Beth Dubber/Netflix

'13 Reasons Why' Explores A Tragic & Familiar Theme

Jay Asher's wildly popular YA novel Thirteen Reasons Why is getting its own 13-episode Netflix adaptation executive produced by Selena Gomez. It's the story of Clay Jensen (played in the miniseries by Scandal alum Dylan Minnette), a high school student whose crush, Hannah Baker, sends him a mysterious message following her tragic and unexpected suicide. The series deals with issues of teen bullying, sexual coercion, and depression, which may prompt some viewers to wonder: is 13 Reasons Why's Hannah Baker based on a real person? Despite the very relevant subject matter, this character and the story are a work of fiction.

According to a 2009 New York Times story of the novel's quiet climb up the bestseller list over a period of two years, the character of Hannah Baker is inspired by a relative of Asher's who also attempted suicide. But the idea for formatting the novel as transcripts of audiotapes left behind by Hannah came from a trip to Las Vegas during which Asher was listening to an audio-guided tour of of an exhibition on King Tut. "This would be a really cool format for a book that I had never seen," said Asher of his thought process. As for Clay, his character is fleshed out from Asher's own memories of high school.

13 Reasons Why also covers Clay and Hannah's budding flirtation and their few, fleeting moments of connection prior to her suicide. Then Clay receives a shoebox full of numbered cassette tapes on his doorstep, all recorded by Hannah before her death.

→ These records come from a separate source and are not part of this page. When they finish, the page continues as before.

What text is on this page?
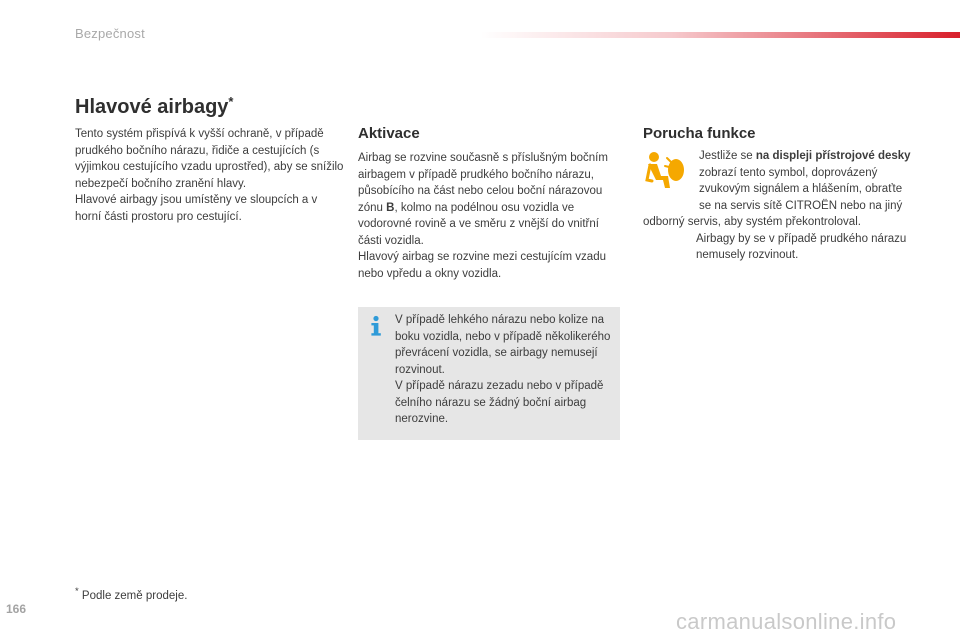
Bezpečnost
Hlavové airbagy*

Tento systém přispívá k vyšší ochraně, v případě prudkého bočního nárazu, řidiče a cestujících (s výjimkou cestujícího vzadu uprostřed), aby se snížilo nebezpečí bočního zranění hlavy.

Hlavové airbagy jsou umístěny ve sloupcích a v horní části prostoru pro cestující.

Aktivace

Airbag se rozvine současně s příslušným bočním airbagem v případě prudkého bočního nárazu, působícího na část nebo celou boční nárazovou zónu B, kolmo na podélnou osu vozidla ve vodorovné rovině a ve směru z vnější do vnitřní části vozidla.

Hlavový airbag se rozvine mezi cestujícím vzadu nebo vpředu a okny vozidla.

V případě lehkého nárazu nebo kolize na boku vozidla, nebo v případě několikerého převrácení vozidla, se airbagy nemusejí rozvinout.

V případě nárazu zezadu nebo v případě čelního nárazu se žádný boční airbag nerozvine.

Porucha funkce

Jestliže se na displeji přístrojové desky zobrazí tento symbol, doprovázený zvukovým signálem a hlášením, obraťte se na servis sítě CITROËN nebo na jiný odborný servis, aby systém překontroloval.

Airbagy by se v případě prudkého nárazu nemusely rozvinout.

* Podle země prodeje.
166	carmanualsonline.info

In them, she outlines the various people who she says are responsible for her decision to commit suicide, and uses the tapes as a way to show them how, thereby ensuring that her story can finally be heard..

As the tapes are played, more and more of Hannah's history falls into place. She says there are thirteen reasons why she committed suicide, which becomes evident as the tapes play and viewers hear her whole story unfold. Although Hannah is a fictional character, the novel's popularity among YA readers obviously implies that a lot people identify with her or her loved ones' struggles. Selena Gomez, a longtime anti-bullying and mental health advocate, loved the book so much, she took up its on-screen adaptation as her own personal passion project. So this series may not be based on a true story, but it does seem like many folks will be able to relate.